The model and framed drawing and in the case to the right are early schemes for the Robert F. Wagner Jr. Park and Pavilion, designed by the Boston-based firm Machado Silvetti. The park, directly across the street from The Skyscraper Museum, opened in 1996. The ensemble of architecture and landscape design, by Hanna/ Olin and garden designer Lynden B. Miller, features a grassy plane sloping down to the harbor and framed by two brick of pavilions joined by a wooden bridge. Rodolfo Machado describes the design in the statement below.
Watercolor drawing of Wagner Park Pavilion, October 1, 1993. Machado Silvetti, collection of Battery Park City Authority.
Robert F. Wagner, Jr. Park: An Urban Waterfront Park
Battery Park City, New York
Wagner Park Pavilion at Sunset, c. 1996 ©Machado Silvetti
The Robert F. Wagner, Jr. Park occupies a unique site characterized by its spectacular views of the Statue of Liberty and its relatively small area located at the center of colossal surroundings. The main function of this public place - the reason for its existence - is to provide a privileged viewing of the Statue of Liberty and the New York Harbor from a unique "point" along the New York waterfront.
The design of the park rests on three main components: a pair of allées that bring pedestrians from existing city sidewalks toward the main park entrance; a pair of pavilions connected by a bridge, constituting the main building; and a grass lawn framed by a continuous path and benches. This "Y" shaped architectural ensemble is the backbone of the park, resting in gardens that connect it to the Battery Park City Esplanade to the North and to Battery Park to the South.
The building is conceived as a large, over-scaled, massive masonry wall split in the center, framing (on approach) the view to the Statue. On the wall’s surfaces, a variety of brick patterns are displayed following a precise figurative symbolic strategy: the representation of a watchful, colossal, half-emerging face. This massive formation crumbles toward the city side to form a pair of large public steps that seemingly prolong the allées and bring the public up to a pair of balconies overlooking the lawn and harbor. From the center of the bridge connecting the two balconies, the viewer’s position relative to the Statue of Liberty is "face to face," direct.
This perspective drawing of the Plaza records an important moment along the design process, when we were freely playing with the Statue's attributes as material for the design of the space. Thus, the book-like paved ground represents the book in Liberty's hand, its pages becoming steps, etc.

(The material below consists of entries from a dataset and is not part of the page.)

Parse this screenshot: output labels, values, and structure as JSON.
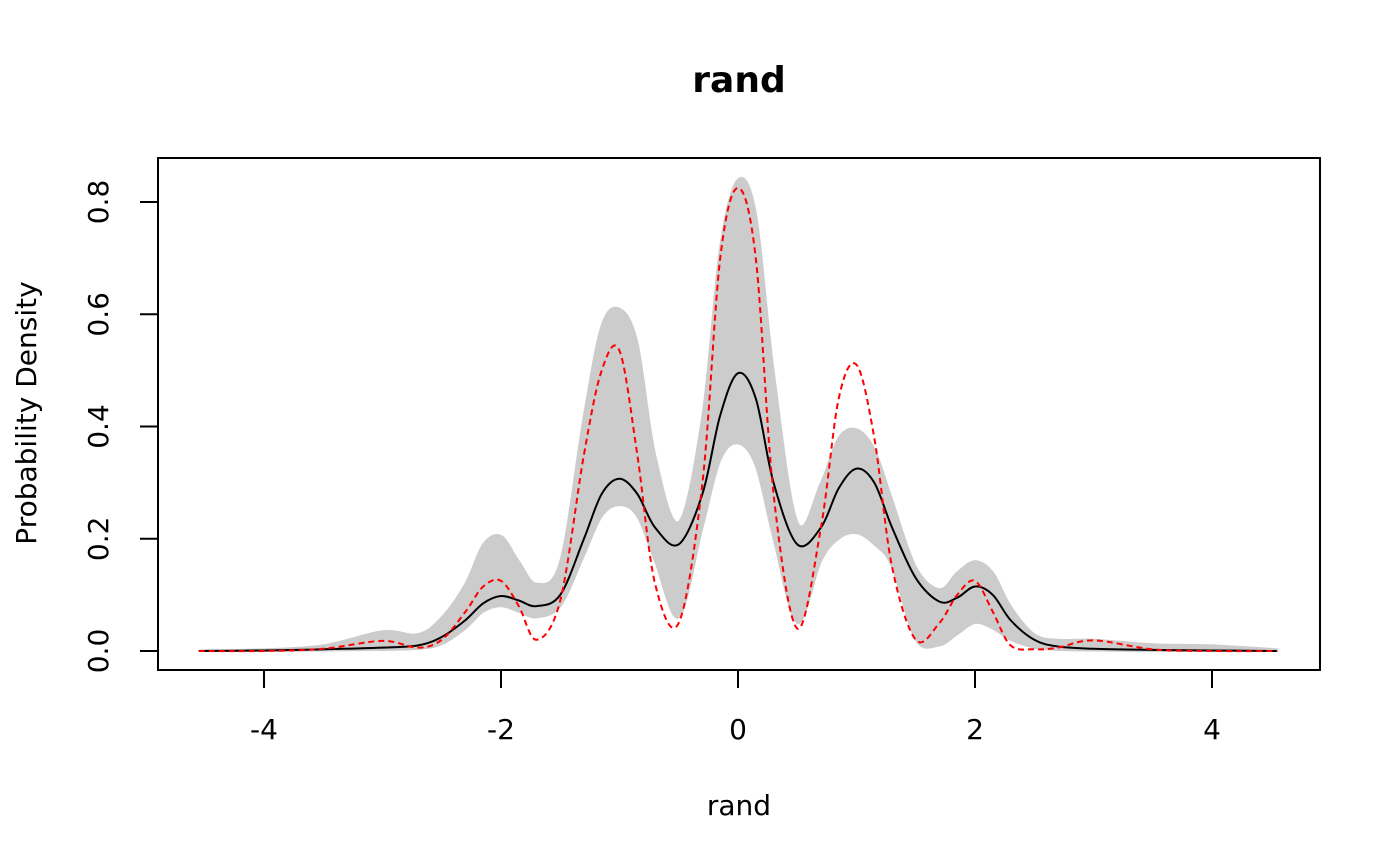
{
  "chart_data": {
    "type": "line",
    "title": "rand",
    "xlabel": "rand",
    "ylabel": "Probability Density",
    "xlim": [
      -4.55,
      4.55
    ],
    "ylim": [
      0.0,
      0.85
    ],
    "x_ticks": [
      "-4",
      "-2",
      "0",
      "2",
      "4"
    ],
    "y_ticks": [
      "0.0",
      "0.2",
      "0.4",
      "0.6",
      "0.8"
    ],
    "grid": false,
    "legend": "none",
    "x_grid": [
      -4.55,
      -4.0,
      -3.5,
      -3.0,
      -2.7,
      -2.5,
      -2.3,
      -2.15,
      -2.0,
      -1.85,
      -1.7,
      -1.5,
      -1.3,
      -1.15,
      -1.0,
      -0.85,
      -0.7,
      -0.5,
      -0.3,
      -0.15,
      0.0,
      0.15,
      0.3,
      0.5,
      0.7,
      0.85,
      1.0,
      1.15,
      1.3,
      1.5,
      1.7,
      1.85,
      2.0,
      2.15,
      2.3,
      2.5,
      2.7,
      3.0,
      3.5,
      4.0,
      4.55
    ],
    "series": [
      {
        "style": "solid",
        "color": "#000000",
        "values": [
          0.0,
          0.001,
          0.003,
          0.006,
          0.01,
          0.025,
          0.055,
          0.085,
          0.098,
          0.09,
          0.08,
          0.1,
          0.2,
          0.28,
          0.307,
          0.28,
          0.22,
          0.19,
          0.28,
          0.42,
          0.495,
          0.45,
          0.3,
          0.19,
          0.22,
          0.29,
          0.325,
          0.3,
          0.22,
          0.13,
          0.088,
          0.095,
          0.115,
          0.1,
          0.055,
          0.02,
          0.008,
          0.004,
          0.002,
          0.001,
          0.0
        ]
      },
      {
        "style": "dashed",
        "color": "#ff0000",
        "values": [
          0.0,
          0.0,
          0.004,
          0.018,
          0.006,
          0.02,
          0.07,
          0.115,
          0.125,
          0.08,
          0.02,
          0.09,
          0.35,
          0.5,
          0.535,
          0.35,
          0.12,
          0.05,
          0.3,
          0.7,
          0.825,
          0.7,
          0.28,
          0.04,
          0.22,
          0.45,
          0.51,
          0.38,
          0.15,
          0.02,
          0.05,
          0.1,
          0.125,
          0.07,
          0.01,
          0.003,
          0.006,
          0.019,
          0.003,
          0.0,
          0.0
        ]
      }
    ],
    "envelope": {
      "color": "#cccccc",
      "lower": [
        0.0,
        0.0,
        0.001,
        0.002,
        0.004,
        0.012,
        0.04,
        0.07,
        0.08,
        0.07,
        0.06,
        0.08,
        0.17,
        0.24,
        0.26,
        0.24,
        0.16,
        0.06,
        0.22,
        0.34,
        0.37,
        0.33,
        0.2,
        0.05,
        0.16,
        0.2,
        0.21,
        0.19,
        0.15,
        0.02,
        0.01,
        0.03,
        0.05,
        0.04,
        0.02,
        0.006,
        0.002,
        0.001,
        0.0,
        0.0,
        0.0
      ],
      "upper": [
        0.001,
        0.003,
        0.01,
        0.035,
        0.03,
        0.06,
        0.12,
        0.19,
        0.205,
        0.16,
        0.12,
        0.16,
        0.42,
        0.58,
        0.61,
        0.55,
        0.35,
        0.23,
        0.42,
        0.72,
        0.84,
        0.78,
        0.5,
        0.23,
        0.3,
        0.38,
        0.395,
        0.36,
        0.27,
        0.15,
        0.11,
        0.14,
        0.16,
        0.14,
        0.08,
        0.03,
        0.02,
        0.02,
        0.012,
        0.01,
        0.003
      ]
    }
  }
}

The pavilions had, at some point, a pergola like canopy, such as the ones used in the excavation of ruins to protect them from the sun. We had a profound and rewarding dialogue with David Emil, then CEO of BPCA, and with Laurie Olin, our Landscape Architect, friend and Harvard colleague at that time. Often the late Mickey Friedman, Art Advisor, and Herbert Muschamp, the New York Times Architecture Critic, were part of the conversation as well. It was a splendid design process, of the kind rarely experienced today in designing significant public places.